前ページまでの推測と体験に基づき、過去世リーディング+今世の生き方指南としてのドラゴンヘッド&テイルの読み方をご紹介していきたいと思います。
なおこのページでは便宜上、断定形で書きますのでご了承ください。

ドラゴンヘッドは「納品書」、テイルは「請求書」と読む

夢のない喩えで申し訳ないですが、現代感覚で分かりやすくするためにこう表現してみることにしました。

想像してください。
あなたは通信販売で、カード払いにて何かを購入しました。
しばらくしてあなたの元へ届けられるのは品物の入ったボックスです。
このボックスの中に入っているのは当然ながら、
・注文した品物
・品物の名称、料金、個数などが書かれた用紙「納品書」
(カード払いしたため領収書は銀行の明細に代えます、と書かれているか、納品書と兼)
になります。

さて、翌月以降の支払い月になるとカード会社から「請求書」が送られてきます。
このタイムラグが嫌なものです。
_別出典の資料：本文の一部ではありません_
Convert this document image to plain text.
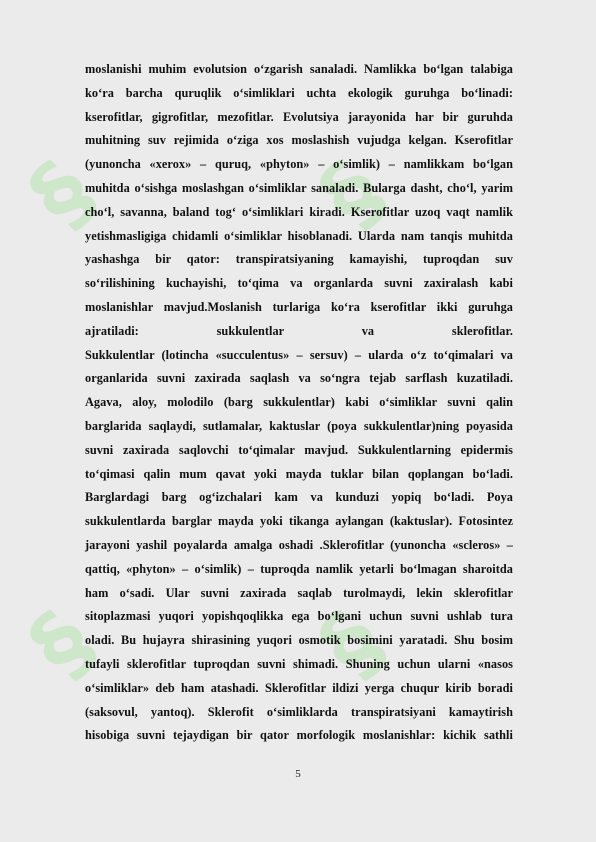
§ §
§ §

moslanishi muhim evolutsion o‘zgarish sanaladi. Namlikka bo‘lgan talabiga

ko‘ra barcha quruqlik o‘simliklari uchta ekologik guruhga bo‘linadi:

kserofitlar, gigrofitlar, mezofitlar. Evolutsiya jarayonida har bir guruhda

muhitning suv rejimida o‘ziga xos moslashish vujudga kelgan. Kserofitlar

(yunoncha «xerox» – quruq, «phyton» – o‘simlik) – namlikkam bo‘lgan

muhitda o‘sishga moslashgan o‘simliklar sanaladi. Bularga dasht, cho‘l, yarim

cho‘l, savanna, baland tog‘ o‘simliklari kiradi. Kserofitlar uzoq vaqt namlik

yetishmasligiga chidamli o‘simliklar hisoblanadi. Ularda nam tanqis muhitda

yashashga bir qator: transpiratsiyaning kamayishi, tuproqdan suv

so‘rilishining kuchayishi, to‘qima va organlarda suvni zaxiralash kabi

moslanishlar mavjud.Moslanish turlariga ko‘ra kserofitlar ikki guruhga

ajratiladi: sukkulentlar va sklerofitlar.

Sukkulentlar (lotincha «succulentus» – sersuv) – ularda o‘z to‘qimalari va

organlarida suvni zaxirada saqlash va so‘ngra tejab sarflash kuzatiladi.

Agava, aloy, molodilo (barg sukkulentlar) kabi o‘simliklar suvni qalin

barglarida saqlaydi, sutlamalar, kaktuslar (poya sukkulentlar)ning poyasida

suvni zaxirada saqlovchi to‘qimalar mavjud. Sukkulentlarning epidermis

to‘qimasi qalin mum qavat yoki mayda tuklar bilan qoplangan bo‘ladi.

Barglardagi barg og‘izchalari kam va kunduzi yopiq bo‘ladi. Poya

sukkulentlarda barglar mayda yoki tikanga aylangan (kaktuslar). Fotosintez

jarayoni yashil poyalarda amalga oshadi .Sklerofitlar (yunoncha «scleros» –

qattiq, «phyton» – o‘simlik) – tuproqda namlik yetarli bo‘lmagan sharoitda

ham o‘sadi. Ular suvni zaxirada saqlab turolmaydi, lekin sklerofitlar

sitoplazmasi yuqori yopishqoqlikka ega bo‘lgani uchun suvni ushlab tura

oladi. Bu hujayra shirasining yuqori osmotik bosimini yaratadi. Shu bosim

tufayli sklerofitlar tuproqdan suvni shimadi. Shuning uchun ularni «nasos

o‘simliklar» deb ham atashadi. Sklerofitlar ildizi yerga chuqur kirib boradi

(saksovul, yantoq). Sklerofit o‘simliklarda transpiratsiyani kamaytirish

hisobiga suvni tejaydigan bir qator morfologik moslanishlar: kichik sathli

5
忘れた頃に請求書が届くので、どきっとする人もいるはず。
カードで細かな日用品を購入する方は、その月に何を購入したか、うろ覚えだと思います。実際に買った品物の料金や購入した店などは、請求書に該当する月の納品書(または明細書)を見て確認するはずです。

――これを人生に当てはめますと、

納品書が ドラゴンヘッド 
です。あなたが過去に発注して受け取った品物。そして

請求書が ドラゴンテイル
です。あなたが過去に購入したものの支払い料金と支払法(振込先等)が書かれています。

一気に夢がなくなりますね?(笑)
ごめんなさい。でも、これが正しい解釈だし、輪廻転生の現実です。
輪廻転生は上の日常的な生活行動を拡大したようなもので、何も神秘的なファンタジーなどはありません。現代人は魂を否定しているために、輪廻転生が空想世界のきらびやかなファンタジーに思えるだけです。(他記事で書きますが、強く魂を否定している人のほうがファンタジーにとり憑かれやすく、危険なのです)
私がいつも「生まれ変わりは甘いファンタジーなどではない。夢から醒めてください」と言うのはこういう意味です。

インド占星術との照らし合わせ

前ページまでで説明した通り、インド占星術ではラーフ(ドラゴンヘッド)を「恵み」と解釈します。
これはヘッドに、たとえば「買い物をした」という行動が刻まれていることを意味します。
発注した商品を受け取るのは今世かもしれないし、もしかしたら遥か昔に受け取っているかもしれません。
おそらくたいていの人が遥か昔に受け取っていて、今世では自分が始めから持っていた才能や環境だと勘違いし、存分に使っているはずです。

実はドラゴンヘッドには一つ前の過去世が刻まれているとは限らないのです。
人によって一つ前であることもありますが、たいていは数ある過去世のうちの一つです。
単に今世で支払うべき義務のある「納品書」を、何を買ったか忘れてしまわないように持って生まれてきただけに過ぎません。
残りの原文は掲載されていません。